Activist calls for revolt against cut to TV fund

    1 of 1 2 of 1

      A Vancouver community-media producer is urging consumers to withhold part of their fees to Shaw Communications Inc. Sid Chow Tan, coproducer of EarthSeen and Saltwater City Television, told the Georgia Straight that this might help persuade the Calgary-based cable giant to resume its contributions to the Canadian Television Fund.

      “That’s the same kind of tactic they’re doing,” Tan said. “See how they like that.”
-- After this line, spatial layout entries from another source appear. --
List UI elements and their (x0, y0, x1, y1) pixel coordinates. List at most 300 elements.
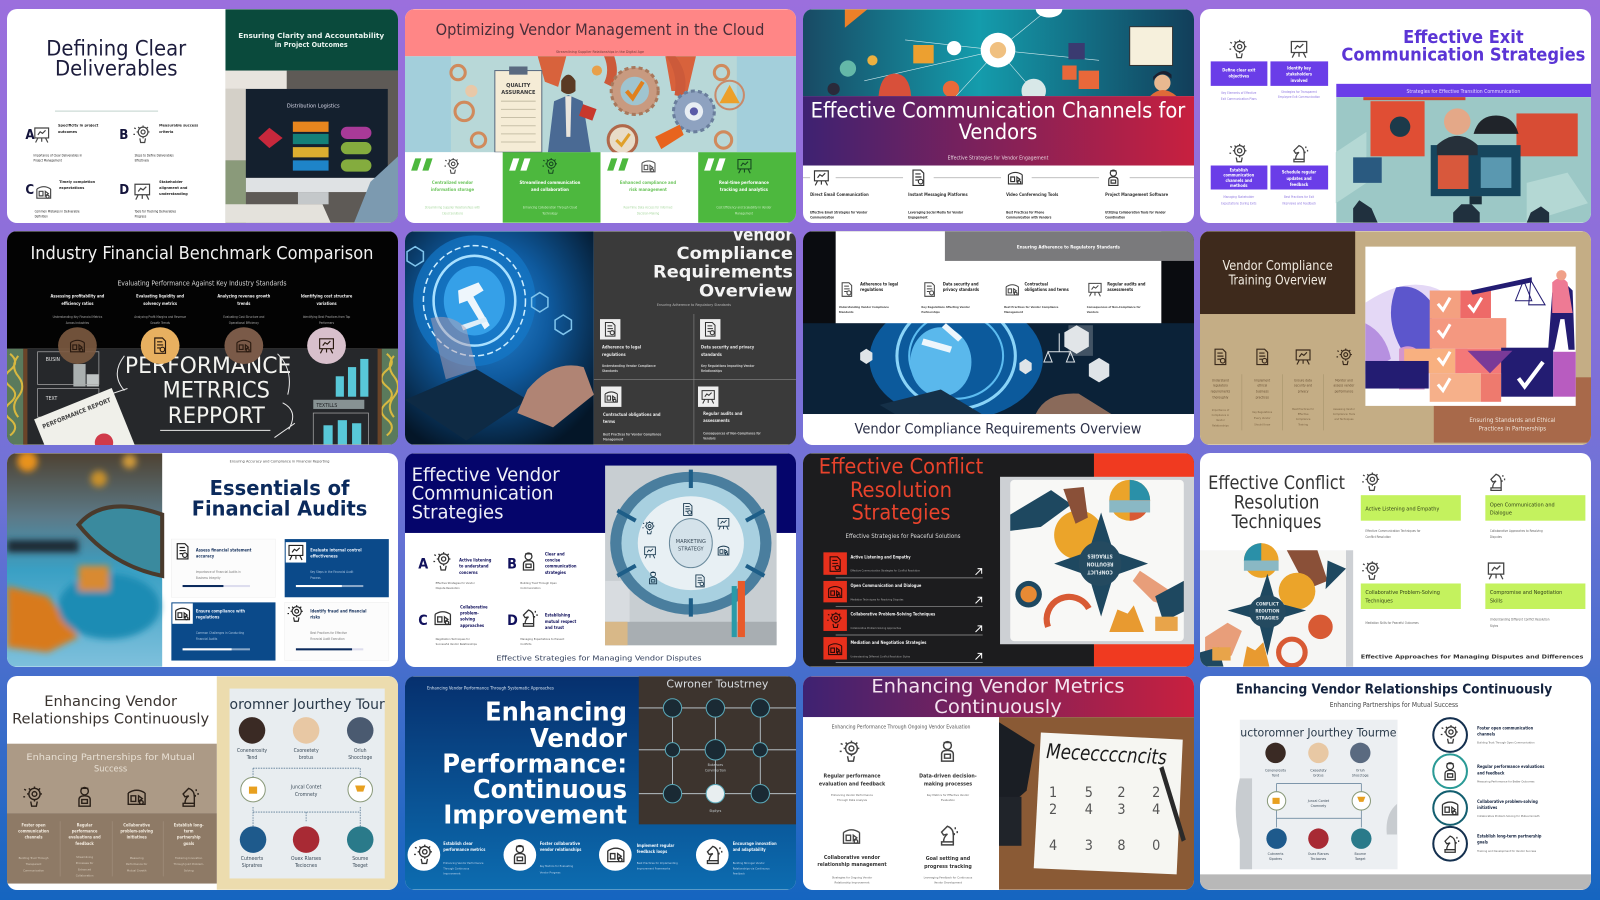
dark title block: Training Overview (1228, 273, 1327, 288)
white panel with items: Contractual (1025, 281, 1048, 286)
audit cards (171, 539, 389, 661)
audit cards: accuracy (196, 553, 215, 558)
deliverables list: alignment and (159, 185, 188, 190)
panel: Effective Conflict Resolution Techniques slide (1200, 453, 1591, 667)
gradient title band: Continuously (934, 697, 1062, 718)
improvement steps: Encourage innovation (733, 840, 777, 845)
audit cards: Key Steps in the Financial Audit (310, 570, 354, 574)
panel: Effective Vendor Communication slide (405, 453, 796, 667)
brown columns: Through Joint Problem- (174, 862, 204, 866)
deliverables list: Effectively (135, 158, 149, 162)
improvement steps: Implement regular (637, 842, 675, 847)
conflict illustration (1200, 543, 1353, 667)
customer journey image: Cutneerts (1268, 851, 1284, 855)
metrics grid: progress tracking (924, 864, 972, 870)
title: Vendor (530, 723, 628, 753)
deliverables list: A (25, 128, 35, 143)
training columns: and Techniques (1334, 417, 1354, 421)
brown columns: evaluations and (69, 834, 101, 839)
black header: Performers (319, 321, 335, 325)
navy header: Communication (412, 483, 554, 504)
dark content panel: regulations (602, 352, 626, 357)
panel: Optimizing Vendor Management slide (405, 9, 796, 223)
metrics grid: Leveraging Feedback for Continuous (924, 875, 973, 879)
training columns: Key Regulations (1252, 410, 1273, 414)
title: Enhancing (485, 697, 627, 727)
customer journey image: Juncal Contet (1307, 798, 1330, 802)
strategy list: Active listening (459, 558, 492, 563)
conflict illustration: REOUTION (1255, 609, 1280, 615)
brown columns: Streamlining (76, 855, 93, 859)
technique grid: Dialogue (1490, 511, 1512, 517)
four feature columns: Enhancing Collaboration Through Cloud (523, 205, 577, 209)
notepad photo: 3 (1085, 837, 1093, 853)
digital scales image (803, 231, 1194, 420)
white panel with items: Consequences of Non-Compliance for (1087, 305, 1141, 309)
partnership list: Measuring Performance for Better Outcomes (1477, 779, 1535, 783)
strategy rows: Open Communication and Dialogue (850, 583, 922, 588)
objectives grid: Best Practices for Exit (1284, 195, 1315, 199)
title: Deliverables (55, 57, 177, 82)
training columns: thoroughly (1213, 396, 1229, 400)
brown columns: Fostering Innovation (175, 856, 203, 860)
office photo with monitor: Distribution Logistics (287, 103, 340, 109)
brown columns: Regular (77, 822, 93, 827)
footer title (803, 414, 1194, 445)
partnership list: Collaborative Problem Solving for Mutual Growth (1477, 814, 1540, 818)
marketing wheel image (605, 466, 777, 645)
training columns: Compliance (1296, 417, 1311, 421)
objectives grid: Interviews and Feedback (1282, 201, 1316, 205)
panel: Vendor Compliance Requirements light slide (803, 231, 1194, 445)
brown columns: Processes for (76, 861, 94, 865)
customer journey image: Sipratres (242, 863, 263, 869)
four feature columns: Real-Time Data Access for Informed (624, 205, 673, 209)
black header: Identifying Best Practices from Top (303, 315, 351, 319)
dark content panel: Best Practices for Vendor Compliance (603, 432, 661, 436)
white panel with items: Management (1004, 310, 1024, 314)
brown caption block: Ensuring Standards and Ethical (1469, 417, 1556, 424)
black header: Operational Efficiency (229, 321, 259, 325)
audit cards: Process (310, 576, 321, 580)
customer journey image: Teciocnes (294, 863, 318, 869)
partnership list: Collaborative problem-solving (1477, 798, 1538, 803)
deliverables list: criteria (159, 129, 174, 134)
dark content panel (594, 225, 796, 445)
dark content panel: Management (603, 438, 624, 442)
deliverables list (25, 123, 198, 219)
strategy list: Effective Strategies for Vendor (436, 581, 476, 585)
black header: Analyzing Profit Margins and Revenue (134, 315, 186, 319)
brown columns: initiatives (127, 834, 147, 839)
black header: Evaluating Cost Structure and (223, 315, 265, 319)
dark content panel: Vendors (703, 437, 716, 441)
panel: Enhancing Vendor Relationships taupe slide (7, 676, 398, 890)
dark content panel: Standards (602, 369, 618, 373)
deliverables list: Steps to Define Deliverables (135, 153, 174, 157)
title (1341, 28, 1585, 65)
white panel with items: Understanding Vendor Compliance (839, 305, 889, 309)
black header: variations (316, 301, 337, 306)
title (1208, 473, 1345, 533)
audit cards: Financial Audit Execution (310, 637, 345, 641)
white panel with items: Adherence to legal (860, 281, 898, 286)
brown columns: performance (72, 828, 98, 833)
customer journey image: Soume (352, 856, 368, 862)
deliverables list: D (119, 183, 129, 198)
chalkboard: TEXTILLS (315, 403, 337, 409)
technique grid: Collaborative Problem-Solving (1365, 590, 1440, 596)
strategy list: D (507, 613, 518, 629)
white panel with items: Standards (839, 310, 854, 314)
audit cards: Common Challenges in Conducting (196, 631, 244, 635)
strategy list: Building Trust Through Open (520, 581, 557, 585)
customer journey image: Shocctoge (348, 755, 372, 761)
white panel with items: Partnerships (921, 310, 940, 314)
strategy list: mutual respect (545, 619, 576, 624)
channel row: Coordination (1105, 216, 1125, 220)
gradient title band: Effective Strategies for Vendor Engagement (948, 155, 1049, 161)
strategy list: problem- (460, 611, 479, 616)
training columns: Monitor and (1335, 378, 1353, 382)
brown columns: partnership (177, 834, 201, 839)
office photo with monitor (225, 71, 398, 223)
training columns: regulatory (1213, 383, 1228, 387)
white panel with items: privacy standards (943, 287, 979, 292)
black header: Industry Financial Benchmark Comparison (30, 244, 373, 264)
black header: trends (237, 301, 250, 306)
white panel with items: assessments (1107, 287, 1133, 292)
audit cards: Identify fraud and financial (310, 609, 367, 614)
training columns: Effective (1298, 412, 1309, 416)
strategy list: B (507, 557, 517, 573)
metrics grid: Collaborative vendor (824, 855, 881, 861)
training columns: Training (1298, 422, 1308, 426)
dark content panel: Data security and privacy (701, 345, 755, 350)
improvement steps: Key Metrics for Evaluating (540, 864, 574, 868)
deliverables list: C (25, 183, 34, 198)
training columns (1211, 348, 1356, 430)
technique grid: Active Listening and Empathy (1365, 506, 1439, 512)
black header: Across Industries (66, 321, 90, 325)
title: Improvement (443, 800, 627, 830)
title: Resolution (850, 478, 952, 503)
dark content panel: standards (701, 352, 723, 357)
strategy list: concise (545, 558, 561, 563)
deliverables list: Measurable success (159, 123, 198, 128)
title (46, 36, 186, 82)
four feature columns: and collaboration (531, 187, 569, 193)
strategy list: C (418, 613, 428, 629)
technique grid: Conflict Resolution (1365, 535, 1391, 539)
brown columns: Enhanced (78, 867, 91, 871)
notepad photo: 2 (1049, 802, 1057, 818)
channel row: Direct Email Communication (810, 192, 869, 197)
customer journey image: Orluh (354, 747, 367, 753)
technique grid: Effective Communication Techniques for (1365, 529, 1421, 533)
white panel with items: Regular audits and (1107, 281, 1146, 286)
objectives grid: feedback (1290, 182, 1309, 187)
journey board image: Stpllyrs (709, 809, 722, 813)
objectives grid: objectives (1229, 74, 1249, 79)
customer journey image: brotus (299, 755, 314, 761)
four feature columns: Technology (542, 212, 558, 216)
panel: Enhancing Vendor Performance slide (405, 676, 796, 890)
strategy rows: Understanding Different Conflict Resolution Styles (850, 654, 911, 658)
objectives grid: methods (1230, 183, 1248, 188)
customer journey image: Cromnety (295, 791, 318, 797)
dark content panel: Regular audits and (703, 411, 743, 416)
brown caption block: Practices in Partnerships (1479, 425, 1546, 432)
chalkboard: PERFORMANCE (125, 353, 291, 379)
illustration: quality assurance: QUALITY (506, 83, 531, 89)
improvement steps: and adaptability (733, 846, 766, 851)
notepad photo: 8 (1117, 837, 1126, 853)
metric icons (58, 327, 346, 364)
title (819, 455, 984, 540)
gradient title band (803, 96, 1194, 166)
brown columns: Collaborative (123, 822, 151, 827)
training columns: Understand (1212, 378, 1229, 382)
title: Ensuring Accuracy and Compliance in Financial Reporting (230, 459, 329, 464)
strategy rows: Mediation and Negotiation Strategies (850, 640, 926, 645)
objectives grid: Key Elements of Effective (1221, 91, 1257, 95)
improvement steps: vendor relationships (540, 846, 581, 851)
dark content panel: assessments (703, 418, 730, 423)
deliverables list: B (119, 128, 128, 143)
chalkboard: PERFORMANCE REPORT (42, 397, 112, 431)
white panel with items: Vendors (1087, 310, 1099, 314)
taupe section: Enhancing Partnerships for Mutual (26, 752, 195, 763)
channel row: Project Management Software (1105, 192, 1169, 197)
four feature columns: Real-time performance (719, 180, 769, 186)
customer journey image: Ouex Rlarses (1308, 851, 1329, 855)
customer journey image: Cutneerts (241, 856, 264, 862)
black header: Analyzing revenue growth (217, 294, 271, 299)
audit cards: effectiveness (310, 553, 339, 558)
technique grid: Effective Approaches for Managing Disputes and Differences (1361, 655, 1583, 661)
journey board image: Bukances (708, 763, 723, 767)
black header: solvency metrics (143, 301, 177, 306)
training columns: security and (1294, 383, 1312, 387)
chalkboard: BUSIN (46, 357, 60, 363)
four feature columns: risk management (629, 187, 667, 193)
channel row: Video Conferencing Tools (1006, 192, 1059, 197)
technique grid: Understanding Different Conflict Resolution (1490, 618, 1550, 622)
strategy rows: Collaborative Problem-Solving Approaches (850, 626, 902, 630)
panel: Enhancing Vendor Metrics slide (803, 676, 1194, 890)
deliverables list: Stakeholder (159, 179, 183, 184)
digital gavel image (405, 231, 594, 445)
brown columns: term (184, 828, 194, 833)
brown columns: problem-solving (120, 828, 153, 833)
title: Effective Strategies for Peaceful Solutions (846, 533, 961, 540)
customer journey image (1236, 719, 1398, 869)
title: Essentials of (210, 476, 351, 500)
customer journey image: Shocctoge (1352, 773, 1369, 777)
improvement steps: Through Continuous (443, 866, 470, 870)
channel row (803, 170, 1194, 220)
navy header: Strategies (412, 503, 504, 524)
audit cards: Importance of Financial Audits in (196, 570, 241, 574)
metrics grid: Enhancing Performance Through Ongoing Vendor Evaluation (832, 724, 971, 730)
brown columns: feedback (75, 840, 94, 845)
title: Communication Strategies (1341, 45, 1585, 65)
strategy list: Managing Expectations to Prevent (520, 637, 564, 641)
training columns: Every Vendor (1254, 416, 1271, 420)
deliverables list: expectations (59, 185, 84, 190)
title: Strategies (851, 501, 951, 526)
metrics grid: Relationship Improvement (834, 880, 870, 884)
dark content panel: Ensuring Adherence to Regulatory Standards (657, 303, 731, 307)
deliverables list: Specificity in project (58, 123, 99, 128)
customer journey image: Conenerosity (237, 747, 267, 753)
gradient title band (803, 676, 1194, 718)
strategy list: concerns (459, 570, 479, 575)
chalkboard: TEXT (45, 396, 58, 402)
panel: Essentials of Financial Audits slide (7, 453, 398, 667)
audit cards: regulations (196, 615, 220, 620)
purple band: Strategies for Effective Transition Communication (1407, 89, 1520, 95)
network illustration (803, 1, 1194, 103)
panel: Industry Financial Benchmark slide (7, 231, 398, 445)
training columns: ethical (1257, 383, 1267, 387)
customer journey image: Cxoeetety (1310, 768, 1327, 772)
green header: Ensuring Clarity and Accountability (238, 31, 385, 40)
four feature columns: Centralized vendor (432, 180, 473, 186)
objectives grid: Managing Stakeholder (1223, 195, 1255, 199)
dark content panel: Compliance (677, 243, 793, 263)
conflict illustration: STRAGIES (1256, 616, 1279, 622)
partnership list: Training and Development for Vendor Success (1477, 848, 1537, 852)
metrics grid: Data-driven decision- (919, 773, 977, 779)
dark content panel: Relationships (701, 369, 722, 373)
conflict illustration: CONFLICT (1256, 601, 1279, 607)
training columns: Vendor (1216, 418, 1226, 422)
customer journey image: Orluh (1356, 768, 1365, 772)
partnership list: Regular performance evaluations (1477, 764, 1544, 769)
objectives grid: updates and (1286, 176, 1312, 181)
training columns: Best Practices for (1292, 407, 1315, 411)
partnership list: Establish long-term partnership (1477, 833, 1542, 838)
partnership list: goals (1477, 839, 1488, 844)
metrics grid: evaluation and feedback (819, 781, 886, 787)
coral header: Optimizing Vendor Management in the Cloud (436, 20, 764, 39)
black header: Growth Trends (150, 321, 171, 325)
strategy list: Conflicts (520, 642, 532, 646)
strategy rows (823, 552, 983, 663)
brown columns: Transparent (26, 862, 41, 866)
audit cards: Ensure compliance with (196, 609, 245, 614)
notepad photo: 2 (1152, 784, 1160, 800)
channel row: Effective Email Strategies for Vendor (810, 210, 868, 214)
training columns: privacy (1298, 390, 1309, 394)
improvement steps: Foster collaborative (540, 840, 581, 845)
chalkboard: REPPORT (168, 403, 265, 429)
title (12, 693, 210, 727)
panel: Effective Conflict Resolution Strategies slide (803, 453, 1194, 667)
strategy list: solving (460, 617, 475, 622)
customer journey image: Bourne (1355, 851, 1366, 855)
navy header (405, 453, 796, 533)
partnership list: Foster open communication (1477, 725, 1534, 730)
strategy list: Communication (520, 586, 541, 590)
improvement steps: performance metrics (443, 846, 485, 851)
black header: Evaluating liquidity and (136, 294, 185, 299)
strategy list: Collaborative (460, 604, 488, 609)
technique grid: Disputes (1490, 535, 1502, 539)
channel row: Engagement (908, 216, 928, 220)
improvement steps: Feedback (733, 871, 745, 875)
four feature columns: information storage (431, 187, 475, 193)
training columns: requirements (1211, 390, 1231, 394)
deliverables list: outcomes (58, 129, 77, 134)
navy header: Effective Vendor (412, 465, 560, 486)
partnership list: Building Trust Through Open Communication (1477, 740, 1535, 744)
strategy list (418, 551, 577, 646)
partnership list: and feedback (1477, 770, 1505, 775)
subtitle: Enhancing Vendor Performance Through Systematic Approaches (427, 685, 554, 691)
title (442, 697, 628, 830)
customer journey image (230, 688, 385, 878)
purple band (1336, 84, 1591, 97)
strategy list: strategies (545, 570, 567, 575)
brown columns: Building Trust Through (19, 856, 49, 860)
strategy list: A (418, 557, 428, 573)
notepad photo: Mececcccncits (1046, 739, 1168, 769)
deliverables list: understanding (159, 191, 188, 196)
technique grid: Techniques (1364, 598, 1393, 604)
brown columns: channels (25, 834, 43, 839)
dark content panel: Key Regulations Impacting Vendor (701, 364, 755, 368)
title: Effective Exit (1403, 28, 1524, 48)
notepad photo: 2 (1117, 784, 1126, 800)
dark content panel: Overview (699, 281, 793, 301)
metrics grid (803, 717, 999, 889)
conflict illustration: REOUTION (1086, 561, 1114, 567)
chalkboard (5, 349, 398, 476)
conflict illustration (1000, 477, 1194, 644)
dark content panel: Requirements (653, 261, 793, 281)
deliverables list: Timely completion (59, 179, 96, 184)
four feature columns: Cloud Solutions (442, 212, 464, 216)
customer journey image: brotus (1313, 773, 1324, 777)
customer journey image: Juncal Contet (290, 784, 322, 790)
technique grid: Styles (1490, 624, 1499, 628)
customer journey image: Ouex Rlarses (291, 856, 322, 862)
channel row: Communication with Vendors (1006, 216, 1052, 220)
brown columns: Measuring (130, 856, 144, 860)
black header: Evaluating Performance Against Key Industry Standards (117, 279, 287, 287)
gradient title band: Effective Communication Channels for (811, 99, 1185, 124)
metrics grid: Vendor Development (934, 880, 962, 884)
strategy rows: Collaborative Problem-Solving Techniques (850, 612, 935, 617)
metrics grid: Key Metrics for Effective Vendor (927, 792, 970, 796)
training columns: Implement (1254, 378, 1271, 382)
panel: Vendor Compliance Training slide (1200, 231, 1591, 445)
customer journey image: uctoromner Jourthey Tourme (1240, 726, 1397, 739)
customer journey image: Cromnety (1311, 803, 1326, 807)
objectives grid: Schedule regular (1282, 170, 1316, 175)
brown columns: Performance for (126, 862, 148, 866)
title: Effective Conflict (819, 455, 984, 480)
strategy rows: Active Listening and Empathy (850, 554, 911, 559)
compliance illustration (1365, 247, 1576, 406)
illustration: quality assurance: ASSURANCE (501, 90, 536, 96)
improvement steps (408, 839, 777, 875)
brown columns: Communication (23, 868, 44, 872)
notepad photo (999, 717, 1194, 889)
      Shaw and Vidéotron Ltée has each announced that it will no longer contribute to the $2.5-billion fund, which was created in 1996 to spur Canadian television productions. The Canadian Radio-television and Telecommunications Commission requires Vidéotron and Shaw to contribute a total of more than $6 million per month to the CTF, according to the Globe and Mail. Vidéo ­tron is controlled by Quebecor Inc., which owns 50 percent of the commuter paper 24 hours.

      Tan suggested that members of the public should respond by withholding two percent of their cable bill. He said that Shaw is already required to contribute two percent of its cable levy into community television anyway, but he then alleged that this sector is also being shortchanged. The cable company’s CEO, Jim Shaw, was unavailable for comment by deadline.

      Jeff Brinton, a spokesperson for the Canadian Film and Television Production Association, told the Straight that for every dollar invested by the Canadian Television Fund, $3.70 is generated in economic activity. “The CTF is an incredibly essential component of the Canadian broadcasting system,” Brinton said, adding that it is threatened by the cable companies’ action.

      NDP MP Charlie Angus told the Straight that Bev Oda, the Conservative Minister of Canadian Heritage, precipitated a “crisis” by not forcing the cable companies to adhere to their licensing commitments. “We don’t need a minister to act as a lobbyist for Shaw and Vidéotron,” Angus said. “We need the minister to uphold a basic level of fairness.”

      Angus, the critic for Canadian Heritage, noted that when Oda was a CRTC commissioner in 1993, she wrote a dissenting opinion that opposed mandatory contributions from cable companies to Canadian productions. Angus pointed out that the CRTC permitted deregulation of cable fees during the 1990s. In return for enjoying larger profits, these companies were supposed to give something back to the industry, he added.

      “These guys have a pampered, protected market,” Angus claimed, describing the cable companies’ decision to withhold payments as an “outrageous spectacle”.

      According to the Canadian Television Fund Web site (www.canadiantelevisionfund.ca/), there is $167.2 million available for English-language broadcasting in the fiscal year 2006/2007. More than a dozen B.C. companies qualified for funding. The largest grants went to Bitten Productions Inc. ($3.6 million shared with an Ontario company), Robson Arms Productions Inc. ($1.8 million), and Da Vinci City Films Inc. ($1.75 million).